Pemerintah mesti mempercayai orang Papua bahwa mereka bisa menjadi aktor utama dalam mengurus kesehatan di kampungnya. Atas dasar kepercayaan ini, Pemerintah dapat mendekati orang Papua, mengundang dan melibatkan mereka sebagai peserta dalam dialog sektoral yang membahas tentang kesehatan. Dengan demikian orang Papua dilibatkan dalam mengidentifikasi dan menganalisa masalah kesehatan, mencari solusi-solusinya, dan merancang aksinya. Pemberdayaan orang Papua dapat dilakukan juga melalui pelatihan-pelatihan di bidang kesehatan yang diselenggarakan oleh Pemerintah Kabupaten. Setelah pelatihan, mereka perlu mendapatkan pendampingan dan pelatihan lanjutan.
Apabila orang Papua sudah diberdayakan, maka mereka akan tahu dan mampu mencegah ancaman penyakit, memberikan bantuan pertama ketika menghadapi penyakit, dan memajukan hidup sehat di kampung-kampung. Mereka akan mampu mengurus kesehatannya secara mandiri tanpa tergantung sepenuhnya kepada tenaga kesehatan seperti dokter, mampu menangani masalah kesehatan, dan menjadi sukarelawan-sukarelawan di bidang kesehatan di kampung asalnya. Dengan demikan, mereka akan menyelamatkan anak-anak Papua dari berbagai macam penyakit yang mengancam kehidupannya.

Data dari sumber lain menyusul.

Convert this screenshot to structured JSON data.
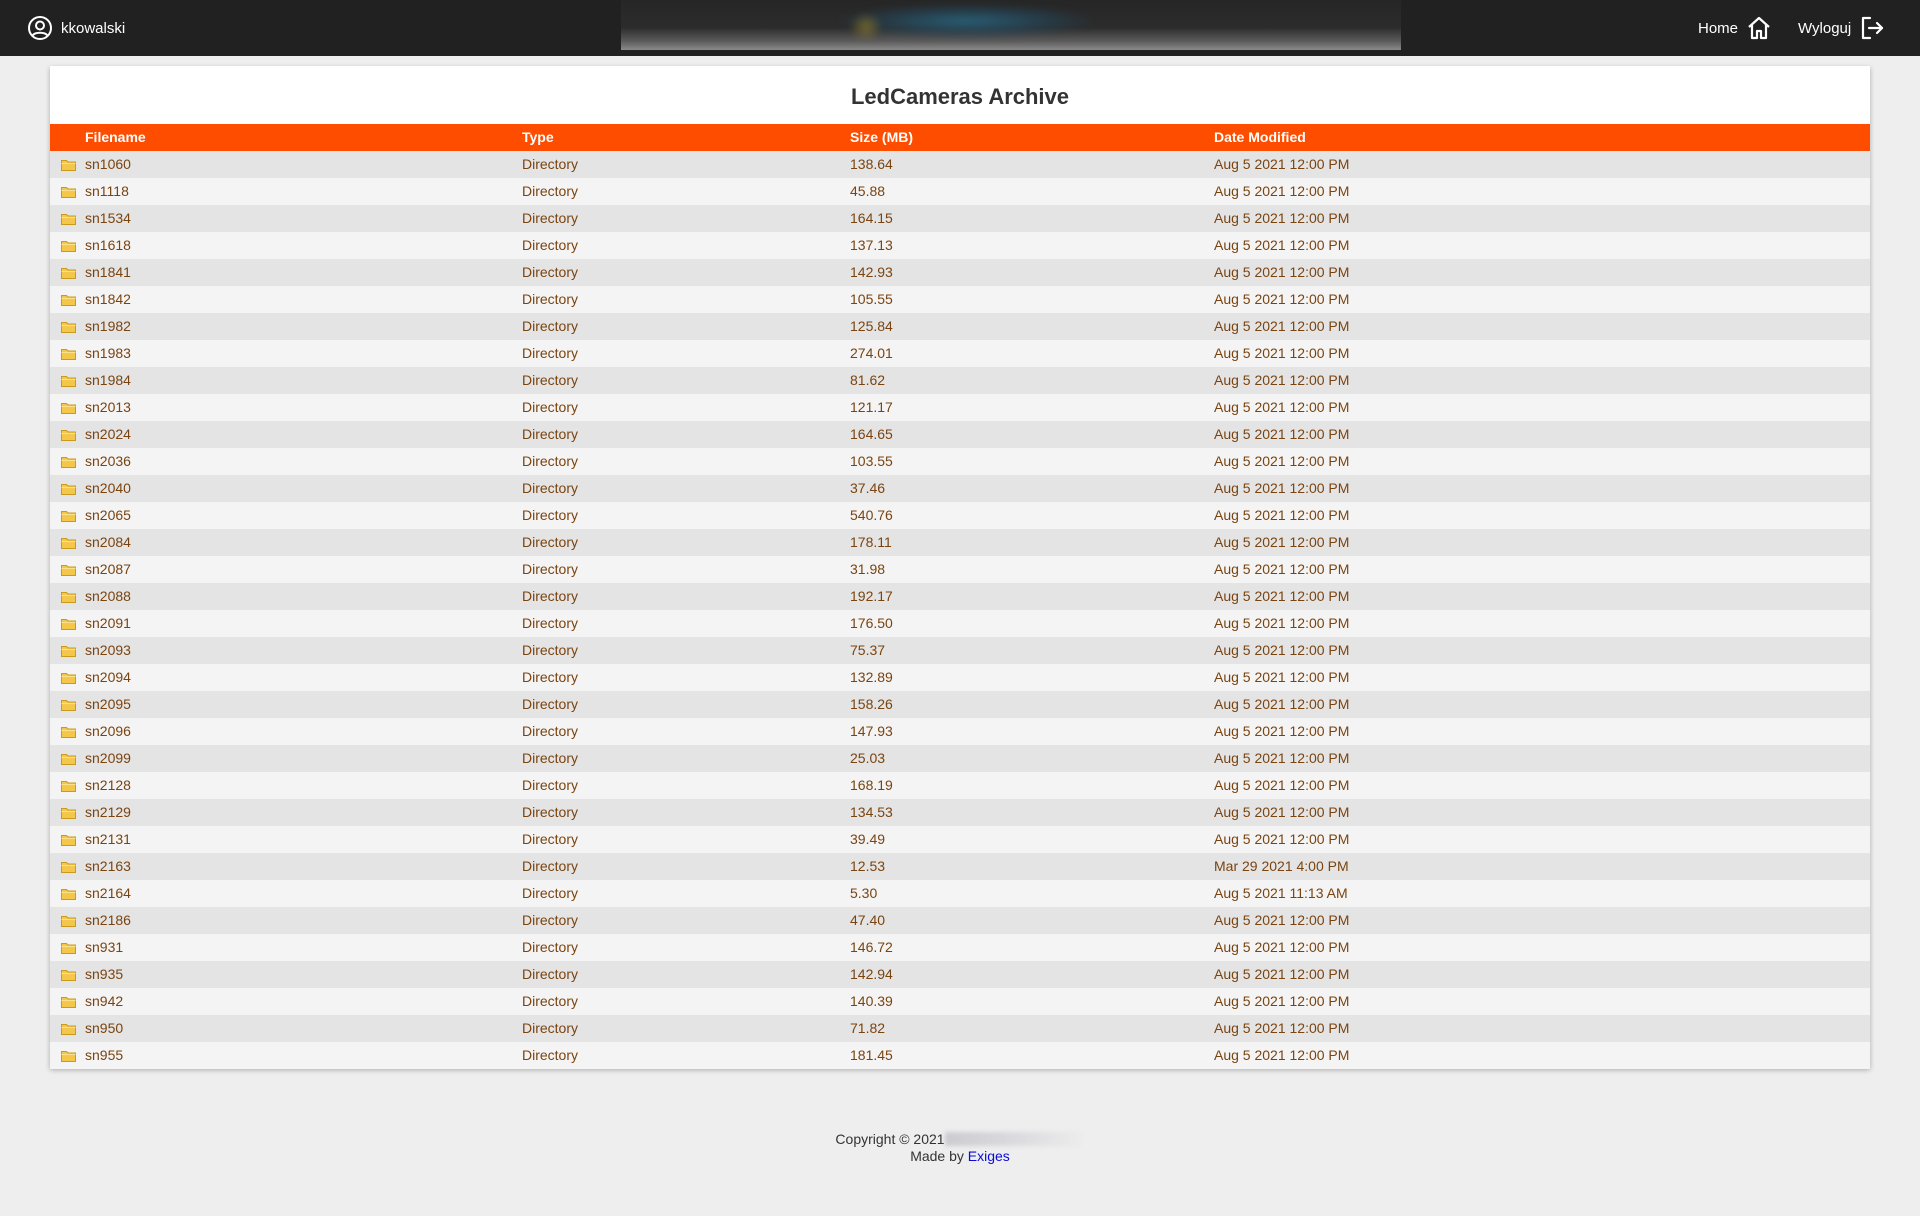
{
  "header": {
    "user_icon": "user-circle-icon",
    "username": "kkowalski",
    "home_label": "Home",
    "home_icon": "home-icon",
    "logout_label": "Wyloguj",
    "logout_icon": "logout-icon"
  },
  "archive": {
    "title": "LedCameras Archive",
    "folder_icon": "folder-icon",
    "columns": {
      "filename": "Filename",
      "type": "Type",
      "size": "Size (MB)",
      "date": "Date Modified"
    },
    "rows": [
      {
        "name": "sn1060",
        "type": "Directory",
        "size": "138.64",
        "date": "Aug 5 2021 12:00 PM"
      },
      {
        "name": "sn1118",
        "type": "Directory",
        "size": "45.88",
        "date": "Aug 5 2021 12:00 PM"
      },
      {
        "name": "sn1534",
        "type": "Directory",
        "size": "164.15",
        "date": "Aug 5 2021 12:00 PM"
      },
      {
        "name": "sn1618",
        "type": "Directory",
        "size": "137.13",
        "date": "Aug 5 2021 12:00 PM"
      },
      {
        "name": "sn1841",
        "type": "Directory",
        "size": "142.93",
        "date": "Aug 5 2021 12:00 PM"
      },
      {
        "name": "sn1842",
        "type": "Directory",
        "size": "105.55",
        "date": "Aug 5 2021 12:00 PM"
      },
      {
        "name": "sn1982",
        "type": "Directory",
        "size": "125.84",
        "date": "Aug 5 2021 12:00 PM"
      },
      {
        "name": "sn1983",
        "type": "Directory",
        "size": "274.01",
        "date": "Aug 5 2021 12:00 PM"
      },
      {
        "name": "sn1984",
        "type": "Directory",
        "size": "81.62",
        "date": "Aug 5 2021 12:00 PM"
      },
      {
        "name": "sn2013",
        "type": "Directory",
        "size": "121.17",
        "date": "Aug 5 2021 12:00 PM"
      },
      {
        "name": "sn2024",
        "type": "Directory",
        "size": "164.65",
        "date": "Aug 5 2021 12:00 PM"
      },
      {
        "name": "sn2036",
        "type": "Directory",
        "size": "103.55",
        "date": "Aug 5 2021 12:00 PM"
      },
      {
        "name": "sn2040",
        "type": "Directory",
        "size": "37.46",
        "date": "Aug 5 2021 12:00 PM"
      },
      {
        "name": "sn2065",
        "type": "Directory",
        "size": "540.76",
        "date": "Aug 5 2021 12:00 PM"
      },
      {
        "name": "sn2084",
        "type": "Directory",
        "size": "178.11",
        "date": "Aug 5 2021 12:00 PM"
      },
      {
        "name": "sn2087",
        "type": "Directory",
        "size": "31.98",
        "date": "Aug 5 2021 12:00 PM"
      },
      {
        "name": "sn2088",
        "type": "Directory",
        "size": "192.17",
        "date": "Aug 5 2021 12:00 PM"
      },
      {
        "name": "sn2091",
        "type": "Directory",
        "size": "176.50",
        "date": "Aug 5 2021 12:00 PM"
      },
      {
        "name": "sn2093",
        "type": "Directory",
        "size": "75.37",
        "date": "Aug 5 2021 12:00 PM"
      },
      {
        "name": "sn2094",
        "type": "Directory",
        "size": "132.89",
        "date": "Aug 5 2021 12:00 PM"
      },
      {
        "name": "sn2095",
        "type": "Directory",
        "size": "158.26",
        "date": "Aug 5 2021 12:00 PM"
      },
      {
        "name": "sn2096",
        "type": "Directory",
        "size": "147.93",
        "date": "Aug 5 2021 12:00 PM"
      },
      {
        "name": "sn2099",
        "type": "Directory",
        "size": "25.03",
        "date": "Aug 5 2021 12:00 PM"
      },
      {
        "name": "sn2128",
        "type": "Directory",
        "size": "168.19",
        "date": "Aug 5 2021 12:00 PM"
      },
      {
        "name": "sn2129",
        "type": "Directory",
        "size": "134.53",
        "date": "Aug 5 2021 12:00 PM"
      },
      {
        "name": "sn2131",
        "type": "Directory",
        "size": "39.49",
        "date": "Aug 5 2021 12:00 PM"
      },
      {
        "name": "sn2163",
        "type": "Directory",
        "size": "12.53",
        "date": "Mar 29 2021 4:00 PM"
      },
      {
        "name": "sn2164",
        "type": "Directory",
        "size": "5.30",
        "date": "Aug 5 2021 11:13 AM"
      },
      {
        "name": "sn2186",
        "type": "Directory",
        "size": "47.40",
        "date": "Aug 5 2021 12:00 PM"
      },
      {
        "name": "sn931",
        "type": "Directory",
        "size": "146.72",
        "date": "Aug 5 2021 12:00 PM"
      },
      {
        "name": "sn935",
        "type": "Directory",
        "size": "142.94",
        "date": "Aug 5 2021 12:00 PM"
      },
      {
        "name": "sn942",
        "type": "Directory",
        "size": "140.39",
        "date": "Aug 5 2021 12:00 PM"
      },
      {
        "name": "sn950",
        "type": "Directory",
        "size": "71.82",
        "date": "Aug 5 2021 12:00 PM"
      },
      {
        "name": "sn955",
        "type": "Directory",
        "size": "181.45",
        "date": "Aug 5 2021 12:00 PM"
      }
    ]
  },
  "footer": {
    "copyright": "Copyright © 2021",
    "made_by_prefix": "Made by",
    "made_by_link": "Exiges"
  },
  "colors": {
    "topbar": "#212121",
    "table_header": "#ff4d00",
    "row_text": "#7a4411",
    "link": "#0b0bd6",
    "page_background": "#eeeeee"
  }
}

Pemerintah disarankan untuk bekerjasama dengan gereja-gereja  dalam upaya memberdayakan orang Papua. Gereja-gereja perlu dilibatkan karena Gereja telah hadir lama hingga di setiap kampung. Orang Papua juga sangat menghormati pimpinan Gereja. Perlu diketahui bahwa gereja-gereja sudah mempunyai pengalaman bertahun-tahun dalam mengurus bidang kesehatan. gereja-gereja di setiap kabupaten sedang menunggu ajakan dari Pemda untuk secara bersama menyelamatkan anak-anak Papua melalui pemberdayaan orang Papua di bidang kesehatan.

Neles Tebay adalah dosen STF Fajar Timur, Abepura.